I’m ecstatic about my role at the “Texture on the Runway” event this Feb 11, 2012.  Sorry, I won’t be a textured model, but I will be involved in the event as a textured media influencer allowing me an inside role at all the action! I’ll take pictures and video interviews directly from my phone, and I’ll be giving live tweets from my Twitter handle. Millions of people around the world will be tuned into this event via TextureOnTheRunway.com, so that means I have to make sure my hair looks FAB because all of you will be updated within moments of all the action!

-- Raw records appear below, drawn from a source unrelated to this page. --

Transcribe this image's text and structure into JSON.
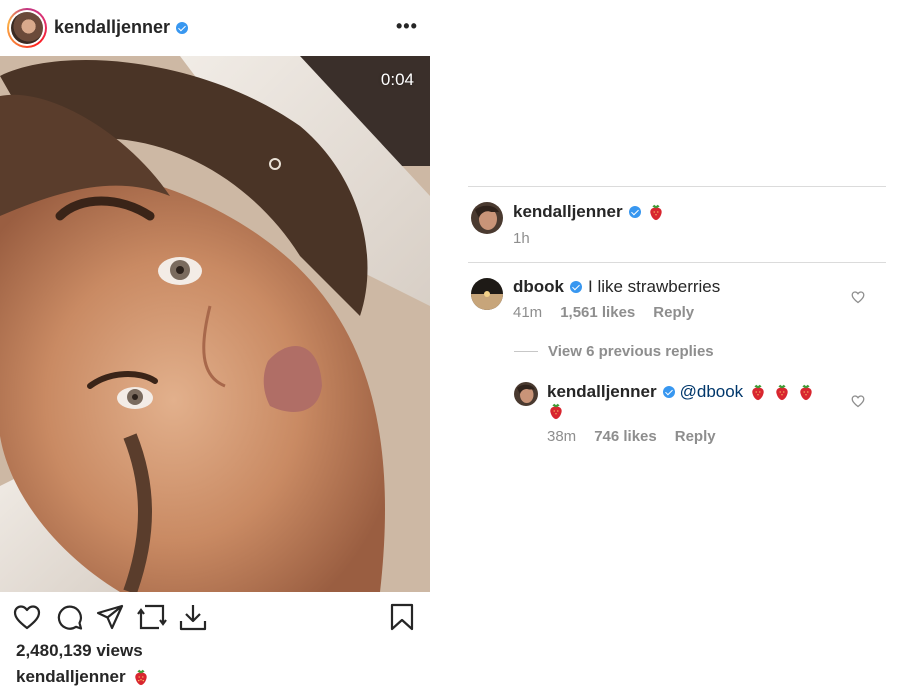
{
  "post": {
    "username": "kendalljenner",
    "more_label": "•••",
    "video_timer": "0:04",
    "views": "2,480,139 views",
    "caption_user": "kendalljenner"
  },
  "comments_panel": {
    "post_comment": {
      "username": "kendalljenner",
      "time": "1h"
    },
    "comment": {
      "username": "dbook",
      "text": "I like strawberries",
      "time": "41m",
      "likes": "1,561 likes",
      "reply_label": "Reply"
    },
    "view_replies": "View 6 previous replies",
    "reply": {
      "username": "kendalljenner",
      "mention": "@dbook",
      "time": "38m",
      "likes": "746 likes",
      "reply_label": "Reply"
    }
  },
  "icons": {
    "like": "heart-icon",
    "comment": "comment-icon",
    "share": "share-icon",
    "repost": "repost-icon",
    "download": "download-icon",
    "save": "bookmark-icon",
    "verified": "verified-badge-icon",
    "emoji": "strawberry-emoji"
  },
  "colors": {
    "verified": "#3897f0",
    "secondary_text": "#8e8e8e",
    "mention": "#00376b",
    "divider": "#dbdbdb"
  }
}
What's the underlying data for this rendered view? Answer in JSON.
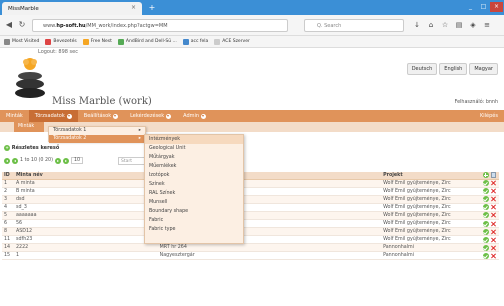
{
  "browser": {
    "tab_title": "MissMarble",
    "close_glyph": "×",
    "newtab_glyph": "+",
    "url_prefix": "www.",
    "url_domain": "hp-soft.hu",
    "url_rest": "/MM_work/index.php?actgw=MM",
    "search_placeholder": "Q. Search",
    "min_glyph": "_",
    "max_glyph": "□",
    "close_win_glyph": "×",
    "bookmarks": [
      {
        "label": "Most Visited",
        "color": "#888"
      },
      {
        "label": "Bevezetés",
        "color": "#d44"
      },
      {
        "label": "Free Nest",
        "color": "#f5a623"
      },
      {
        "label": "AndBird and Dell-Sü ...",
        "color": "#5a5"
      },
      {
        "label": "acc fela",
        "color": "#48c"
      },
      {
        "label": "ACE Szerver",
        "color": "#ccc"
      }
    ]
  },
  "header": {
    "login_note": "Logout: 898 sec",
    "languages": [
      "Deutsch",
      "English",
      "Magyar"
    ],
    "site_title": "Miss Marble (work)",
    "user_right": "Felhasználó: bnnh",
    "logo_icon": "marble-stones-logo"
  },
  "main_nav": {
    "items": [
      {
        "label": "Minták",
        "has_menu": false
      },
      {
        "label": "Törzsadatok",
        "has_menu": true,
        "active": true
      },
      {
        "label": "Beállítások",
        "has_menu": true
      },
      {
        "label": "Lekérdezések",
        "has_menu": true
      },
      {
        "label": "Admin",
        "has_menu": true
      }
    ],
    "right_label": "Kilépés"
  },
  "sub_nav": {
    "active_label": "Minták"
  },
  "dropdown1": {
    "items": [
      "Törzsadatok 1",
      "Törzsadatok 2"
    ],
    "arrow": "▸",
    "selected_index": 1
  },
  "dropdown2": {
    "items": [
      "Intézmények",
      "Geological Unit",
      "Műtárgyak",
      "Műemlékek",
      "Izotópok",
      "Színek",
      "RAL Színek",
      "Munsell",
      "Boundary shape",
      "Fabric",
      "Fabric type"
    ],
    "highlight_index": 0
  },
  "list": {
    "section_title": "Részletes kereső",
    "pager_text": "1 to 10 (0 20)",
    "page_size": "10",
    "prev_glyph": "◂",
    "next_glyph": "▸",
    "filter_placeholder": "Start",
    "columns": [
      "ID",
      "Minta név",
      "",
      "Projekt"
    ],
    "rows": [
      {
        "id": "1",
        "name": "A minta",
        "mid": "",
        "project": "Wolf Emil gyűjteménye, Zirc"
      },
      {
        "id": "2",
        "name": "B minta",
        "mid": "",
        "project": "Wolf Emil gyűjteménye, Zirc"
      },
      {
        "id": "3",
        "name": "dsd",
        "mid": "",
        "project": "Wolf Emil gyűjteménye, Zirc"
      },
      {
        "id": "4",
        "name": "sd_3",
        "mid": "",
        "project": "Wolf Emil gyűjteménye, Zirc"
      },
      {
        "id": "5",
        "name": "aaaaaaa",
        "mid": "",
        "project": "Wolf Emil gyűjteménye, Zirc"
      },
      {
        "id": "6",
        "name": "56",
        "mid": "",
        "project": "Wolf Emil gyűjteménye, Zirc"
      },
      {
        "id": "8",
        "name": "ASD12",
        "mid": "MRT hr 264",
        "project": "Wolf Emil gyűjteménye, Zirc"
      },
      {
        "id": "11",
        "name": "sdfh23",
        "mid": "",
        "project": "Wolf Emil gyűjteménye, Zirc"
      },
      {
        "id": "14",
        "name": "2222",
        "mid": "MRT hr 264",
        "project": "Pannonhalmi"
      },
      {
        "id": "15",
        "name": "1",
        "mid": "Nagyesztergár",
        "project": "Pannonhalmi"
      }
    ]
  }
}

Goodbye straight and boring, and hello kinky, curly and coily! This moment will go down in history and will change the conversation on both industry and consumer levels. From now on, women with hair like yours and mine will be represented on the runway in the season’s latest trends and fashions!

What curly styles do you hope to see? I hope to see a wide variety of gorgeous kinky, curly, and coily twist outs up and down the runway, in various colors, lengths, cuts and frizziness. But to be more specific, I want to see a BIG kinky afro!

Is it just me, or does textured hair make a bold statement and add flair to any look?  Think about how trendy an off the shoulder top looks with a big curly afro. Or how sexy a bathing suit looks with a teased curly bun!

I know “Texture on the Runway” will make a statement to designers and stylist from here on out to incorporate texture on the runway because once you go curly—you never go back!